My four choices from the Executives/Pioneers ballot were Miller and Ruppert (who both came close) and Breadon and Howsam (who both did not). Just a reminder: There are 11 owners in the Hall of Fame, and Breadon accomplished more than almost all of them. Before Breadon owned the Cardinals, they hadn't won any sort of championship since the 1880s. While Breadon owned the Cardinals, they won nine National League pennants and six World Series. In the 60-some years since Breadon sold the Cardinals, they've won three World Series. With the exception of George Steinbrenner, it's hard to imagine who might clear the bar for owners if Breadon can't even come close. (Oh, and by the way, Fetzer's Tigers won one American League pennant and one World Series in his 28 years as owner. One can only assume that he nearly gained election because he played a pivotal role in negotiating TV contracts. Or something.)

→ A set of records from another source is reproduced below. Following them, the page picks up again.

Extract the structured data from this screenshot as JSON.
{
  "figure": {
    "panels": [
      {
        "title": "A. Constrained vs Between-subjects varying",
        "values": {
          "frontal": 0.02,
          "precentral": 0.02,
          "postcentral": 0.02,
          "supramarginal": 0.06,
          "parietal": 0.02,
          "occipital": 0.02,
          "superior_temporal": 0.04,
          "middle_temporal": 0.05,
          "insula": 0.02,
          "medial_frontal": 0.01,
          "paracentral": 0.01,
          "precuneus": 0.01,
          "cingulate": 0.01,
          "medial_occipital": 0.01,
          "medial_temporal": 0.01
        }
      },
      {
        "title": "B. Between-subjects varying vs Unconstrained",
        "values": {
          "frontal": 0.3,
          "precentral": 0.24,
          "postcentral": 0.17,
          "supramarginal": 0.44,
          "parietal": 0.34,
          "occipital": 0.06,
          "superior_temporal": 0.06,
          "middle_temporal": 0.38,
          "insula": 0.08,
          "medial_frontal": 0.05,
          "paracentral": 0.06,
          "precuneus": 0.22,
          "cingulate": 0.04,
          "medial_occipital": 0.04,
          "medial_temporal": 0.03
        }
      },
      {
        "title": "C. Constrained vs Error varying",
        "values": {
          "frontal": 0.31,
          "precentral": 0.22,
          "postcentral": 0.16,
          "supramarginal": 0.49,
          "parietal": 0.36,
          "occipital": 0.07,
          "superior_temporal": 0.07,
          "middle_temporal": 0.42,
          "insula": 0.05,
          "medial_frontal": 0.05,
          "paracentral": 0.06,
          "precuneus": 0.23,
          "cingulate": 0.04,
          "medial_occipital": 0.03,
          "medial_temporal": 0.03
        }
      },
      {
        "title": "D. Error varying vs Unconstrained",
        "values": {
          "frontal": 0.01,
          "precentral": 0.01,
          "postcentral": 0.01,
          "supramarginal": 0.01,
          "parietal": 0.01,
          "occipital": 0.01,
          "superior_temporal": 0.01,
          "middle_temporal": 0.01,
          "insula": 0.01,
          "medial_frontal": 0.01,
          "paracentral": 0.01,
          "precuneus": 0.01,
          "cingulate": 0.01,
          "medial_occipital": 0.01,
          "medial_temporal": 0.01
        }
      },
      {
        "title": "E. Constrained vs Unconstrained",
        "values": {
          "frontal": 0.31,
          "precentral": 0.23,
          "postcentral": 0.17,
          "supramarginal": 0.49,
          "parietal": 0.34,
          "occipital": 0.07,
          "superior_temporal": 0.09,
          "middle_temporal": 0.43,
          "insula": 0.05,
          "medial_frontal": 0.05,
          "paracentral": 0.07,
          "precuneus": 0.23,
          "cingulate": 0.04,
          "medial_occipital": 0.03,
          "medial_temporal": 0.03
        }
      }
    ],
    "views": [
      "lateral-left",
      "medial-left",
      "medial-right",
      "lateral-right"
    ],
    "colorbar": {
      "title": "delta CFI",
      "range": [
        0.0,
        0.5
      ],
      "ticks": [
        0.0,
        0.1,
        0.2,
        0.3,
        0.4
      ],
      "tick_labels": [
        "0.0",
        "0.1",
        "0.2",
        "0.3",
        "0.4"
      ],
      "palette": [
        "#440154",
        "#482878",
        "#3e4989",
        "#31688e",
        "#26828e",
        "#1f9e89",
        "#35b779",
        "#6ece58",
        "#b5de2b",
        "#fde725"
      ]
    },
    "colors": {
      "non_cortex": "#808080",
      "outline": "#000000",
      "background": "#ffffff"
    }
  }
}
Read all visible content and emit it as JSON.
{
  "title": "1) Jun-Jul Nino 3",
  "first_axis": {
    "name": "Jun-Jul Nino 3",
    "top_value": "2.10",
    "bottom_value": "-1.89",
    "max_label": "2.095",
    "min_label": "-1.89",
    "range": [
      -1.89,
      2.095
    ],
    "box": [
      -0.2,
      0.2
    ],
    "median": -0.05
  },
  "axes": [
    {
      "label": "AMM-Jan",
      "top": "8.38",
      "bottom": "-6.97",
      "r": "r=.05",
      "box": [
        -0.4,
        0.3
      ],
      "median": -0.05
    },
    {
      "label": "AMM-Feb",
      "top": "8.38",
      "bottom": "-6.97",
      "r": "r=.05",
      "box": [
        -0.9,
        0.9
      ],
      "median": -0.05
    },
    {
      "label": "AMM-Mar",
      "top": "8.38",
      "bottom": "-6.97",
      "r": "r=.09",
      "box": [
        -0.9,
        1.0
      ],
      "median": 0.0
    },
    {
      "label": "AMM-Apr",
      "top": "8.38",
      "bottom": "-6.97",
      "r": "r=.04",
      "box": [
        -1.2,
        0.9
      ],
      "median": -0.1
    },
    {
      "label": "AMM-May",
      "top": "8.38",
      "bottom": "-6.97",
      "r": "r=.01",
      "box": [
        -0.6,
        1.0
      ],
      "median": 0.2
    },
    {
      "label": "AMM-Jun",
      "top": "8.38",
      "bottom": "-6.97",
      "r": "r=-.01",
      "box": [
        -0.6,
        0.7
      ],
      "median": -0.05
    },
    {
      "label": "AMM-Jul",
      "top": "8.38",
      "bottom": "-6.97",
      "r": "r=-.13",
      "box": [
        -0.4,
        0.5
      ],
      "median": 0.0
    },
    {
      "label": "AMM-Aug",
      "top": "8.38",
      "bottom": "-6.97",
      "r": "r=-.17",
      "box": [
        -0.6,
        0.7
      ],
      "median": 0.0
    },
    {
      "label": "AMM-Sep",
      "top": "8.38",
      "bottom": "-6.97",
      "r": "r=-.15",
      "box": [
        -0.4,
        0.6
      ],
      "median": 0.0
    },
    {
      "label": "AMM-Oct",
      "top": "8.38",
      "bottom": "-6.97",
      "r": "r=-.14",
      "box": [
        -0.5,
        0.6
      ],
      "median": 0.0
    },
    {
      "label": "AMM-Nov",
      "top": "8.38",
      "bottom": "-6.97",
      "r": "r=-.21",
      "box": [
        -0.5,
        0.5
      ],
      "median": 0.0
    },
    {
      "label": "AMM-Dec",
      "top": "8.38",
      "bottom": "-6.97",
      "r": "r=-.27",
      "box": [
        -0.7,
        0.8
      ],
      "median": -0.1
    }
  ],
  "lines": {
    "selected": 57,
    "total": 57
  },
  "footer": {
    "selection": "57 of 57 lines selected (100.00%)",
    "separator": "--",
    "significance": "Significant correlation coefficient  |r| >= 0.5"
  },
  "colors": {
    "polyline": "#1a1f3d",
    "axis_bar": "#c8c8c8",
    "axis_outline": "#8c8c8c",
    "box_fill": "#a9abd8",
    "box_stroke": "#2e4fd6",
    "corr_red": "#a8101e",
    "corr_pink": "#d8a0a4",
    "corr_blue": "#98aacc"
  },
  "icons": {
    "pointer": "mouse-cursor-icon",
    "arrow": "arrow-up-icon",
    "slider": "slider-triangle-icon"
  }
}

My three choices from the Managers/Umpires ballot were Doug Harvey, Billy Martin, and umpire Hank O'Day. Harvey should have been elected a long time ago. O'Day, because he umpired a century ago, is easy for some voters to ignore. In response, a commenter wrote this:
    You seem to ignore the fact that Billy Martin routinely took the very good teams he created and routinely destroyed them, mostly by the same method. He wore out his best pitchers arms' by overwork (What he did to Ron Guidry alone should disqualify him for the Hall of Fame) and he micromanaged his players, who eventually got tired of playing for him. He usually deserved to be fired, which is not great credentials for the Hall of Fame.

Point taken. I suspect that I fall victim to the same impulse that often afflicts the real voters: the desire to vote for someone, even if there's no obviously deserving candidate. I also suspect that this impulse explains Herzog's election. He picked up 14 of 16 possible votes? After failing to gain election in many previous elections? Herzog's 1,281 wins rank just 32nd all-time, and his .532 career winning percentage is good but not great. I suspect that he was elected because he (and his teams) had a personality -- in St. Louis, they called it "Whiteyball" -- and because his teams did win six division titles and three league championships.

Essentially, Herzog doesn't obviously rank among the managers already in the Hall of Fame -- or for that matter, with Tony La Russa, Bobby Cox, and Joe Torre -- but was (arguably) the best candidate on the ballot. It's more fun to elect someone than not.